Abdel Nabauoi said 148 prosecutions marked a pronounced drop in prosecutions compared to the average of 1,500 per month under normal conditions.
The public prosecutor called for the activation of existing platforms to receive domestic violence complaints.
Abdel Nabaoui also urged concerned institutions to focus on complaints regarding violence against women, “giving them importance and priority.”
According to the statement, the prosecution chief also asked for more legal measures to tackle special cases, including the provision of special units in public prosecution offices to deal with domestic violence.
The prosecutor also asked prosecutors to keep monitoring the statistics on violence against women.
“I ask you to give them the necessary attention, implement them with due diligence, and notify me of the results of their implementation and the problems that confront you,” Abdel Nabaoui said.

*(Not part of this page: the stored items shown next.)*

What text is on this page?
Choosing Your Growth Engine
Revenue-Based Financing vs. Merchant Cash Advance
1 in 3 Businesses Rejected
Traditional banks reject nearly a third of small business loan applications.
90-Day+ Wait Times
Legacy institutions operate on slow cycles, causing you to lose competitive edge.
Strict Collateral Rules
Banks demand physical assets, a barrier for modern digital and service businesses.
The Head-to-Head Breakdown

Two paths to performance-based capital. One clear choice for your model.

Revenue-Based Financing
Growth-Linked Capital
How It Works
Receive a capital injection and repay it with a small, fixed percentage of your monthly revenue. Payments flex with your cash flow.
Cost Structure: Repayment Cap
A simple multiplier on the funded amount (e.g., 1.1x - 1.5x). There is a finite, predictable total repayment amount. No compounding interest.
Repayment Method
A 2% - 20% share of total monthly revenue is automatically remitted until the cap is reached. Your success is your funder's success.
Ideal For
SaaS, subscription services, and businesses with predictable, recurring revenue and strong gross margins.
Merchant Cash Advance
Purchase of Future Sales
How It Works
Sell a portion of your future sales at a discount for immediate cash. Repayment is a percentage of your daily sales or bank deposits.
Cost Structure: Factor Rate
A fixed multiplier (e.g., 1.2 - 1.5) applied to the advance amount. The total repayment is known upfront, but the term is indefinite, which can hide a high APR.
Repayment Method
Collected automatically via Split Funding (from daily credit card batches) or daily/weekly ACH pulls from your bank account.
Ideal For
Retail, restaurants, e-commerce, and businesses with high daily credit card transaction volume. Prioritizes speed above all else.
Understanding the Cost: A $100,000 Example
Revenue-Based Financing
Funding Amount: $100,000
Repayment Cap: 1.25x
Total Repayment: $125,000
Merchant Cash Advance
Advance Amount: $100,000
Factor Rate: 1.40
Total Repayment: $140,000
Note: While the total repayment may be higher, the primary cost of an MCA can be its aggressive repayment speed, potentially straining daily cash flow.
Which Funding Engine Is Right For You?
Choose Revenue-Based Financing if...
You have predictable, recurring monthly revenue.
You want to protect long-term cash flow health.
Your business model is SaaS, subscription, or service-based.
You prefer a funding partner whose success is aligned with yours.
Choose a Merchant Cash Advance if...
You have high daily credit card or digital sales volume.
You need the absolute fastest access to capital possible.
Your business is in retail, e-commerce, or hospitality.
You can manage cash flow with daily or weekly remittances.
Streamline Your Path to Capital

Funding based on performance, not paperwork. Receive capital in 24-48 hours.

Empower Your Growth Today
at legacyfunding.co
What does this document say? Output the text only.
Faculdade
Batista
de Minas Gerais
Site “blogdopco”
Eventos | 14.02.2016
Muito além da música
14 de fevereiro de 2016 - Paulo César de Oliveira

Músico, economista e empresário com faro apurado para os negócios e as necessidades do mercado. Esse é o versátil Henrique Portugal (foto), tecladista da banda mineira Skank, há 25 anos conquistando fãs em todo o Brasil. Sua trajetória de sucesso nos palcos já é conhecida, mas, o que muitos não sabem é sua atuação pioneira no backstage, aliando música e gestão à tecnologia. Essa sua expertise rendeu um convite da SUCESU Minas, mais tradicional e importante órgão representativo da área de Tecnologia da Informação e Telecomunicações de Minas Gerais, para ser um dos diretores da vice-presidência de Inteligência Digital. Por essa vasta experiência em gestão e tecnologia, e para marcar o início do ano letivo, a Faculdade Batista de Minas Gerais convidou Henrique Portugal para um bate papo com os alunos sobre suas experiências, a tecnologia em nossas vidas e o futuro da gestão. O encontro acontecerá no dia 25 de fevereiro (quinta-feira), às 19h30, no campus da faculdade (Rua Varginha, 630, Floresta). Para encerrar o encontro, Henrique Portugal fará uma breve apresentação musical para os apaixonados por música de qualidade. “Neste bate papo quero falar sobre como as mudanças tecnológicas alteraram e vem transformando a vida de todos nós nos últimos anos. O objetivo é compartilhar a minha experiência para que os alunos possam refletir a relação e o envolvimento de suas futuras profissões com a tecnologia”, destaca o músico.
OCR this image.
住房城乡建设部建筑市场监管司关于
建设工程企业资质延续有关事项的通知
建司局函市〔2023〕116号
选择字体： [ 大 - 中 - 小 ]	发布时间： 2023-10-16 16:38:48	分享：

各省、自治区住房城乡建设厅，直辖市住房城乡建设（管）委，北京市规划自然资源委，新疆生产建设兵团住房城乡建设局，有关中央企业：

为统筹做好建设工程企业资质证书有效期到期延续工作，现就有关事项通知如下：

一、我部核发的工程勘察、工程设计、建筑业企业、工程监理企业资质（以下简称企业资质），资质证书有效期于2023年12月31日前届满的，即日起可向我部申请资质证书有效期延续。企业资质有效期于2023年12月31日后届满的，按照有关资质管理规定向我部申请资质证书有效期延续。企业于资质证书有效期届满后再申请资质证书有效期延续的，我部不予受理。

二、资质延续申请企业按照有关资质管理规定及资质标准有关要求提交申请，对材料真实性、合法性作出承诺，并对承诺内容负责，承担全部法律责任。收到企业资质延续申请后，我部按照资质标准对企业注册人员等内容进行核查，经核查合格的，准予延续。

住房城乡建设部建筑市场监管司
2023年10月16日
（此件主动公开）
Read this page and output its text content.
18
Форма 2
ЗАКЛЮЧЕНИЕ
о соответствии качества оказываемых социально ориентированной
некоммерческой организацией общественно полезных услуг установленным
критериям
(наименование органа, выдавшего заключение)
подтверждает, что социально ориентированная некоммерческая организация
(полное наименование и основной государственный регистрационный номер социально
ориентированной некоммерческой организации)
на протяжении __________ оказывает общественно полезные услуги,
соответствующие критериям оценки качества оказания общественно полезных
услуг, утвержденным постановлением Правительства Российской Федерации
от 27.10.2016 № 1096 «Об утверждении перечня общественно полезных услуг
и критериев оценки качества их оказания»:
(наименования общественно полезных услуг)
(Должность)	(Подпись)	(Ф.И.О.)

Are women in lockdown afraid to speak up?
A group of NGOS have been highlighting domestic violence in Morocco.
Last week, the Federation of Women’s Rights Leagues (FLDF) said it received 240 phone calls from 230 women who reported incidents of domestic violence from March 16 to April 24.
Psychological abuse caused the highest number of calls, representing 48.2% of the count, followed by economic abuse at 33% and physical violence, which exceeded 12%.
The Masaktach Collective, the Moroccan #MeToo movement meaning “I will not be silent,” also warned against the increase of domestic violence during lockdown.
The collective said its campaign aims to give a voice to women in Morocco “whose responsibilities, mental load, and suffering have been increased.”
The collective called on women affected by domestic violence in lockdown to post their complaints anonymously on the Facebook page of the movement.
“You can also directly post your testimonies through the use of the hashtag #3yalat_El7ajr_Si77i (women of lockdown), which we will publish on our digital platforms,” the collective added.
A report from Morocco’s High Commission for Planning (HCP) in December 2019 found the women most affected by violence are the unemployed and least educated.
The survey found that out of 13.4 million women, aged between 15 and 74, more than 7.6 million had experienced at least one act of violence in the previous 12 months. Conducted over six months, the survey studied the circumstances and consequences of violence against women and girls.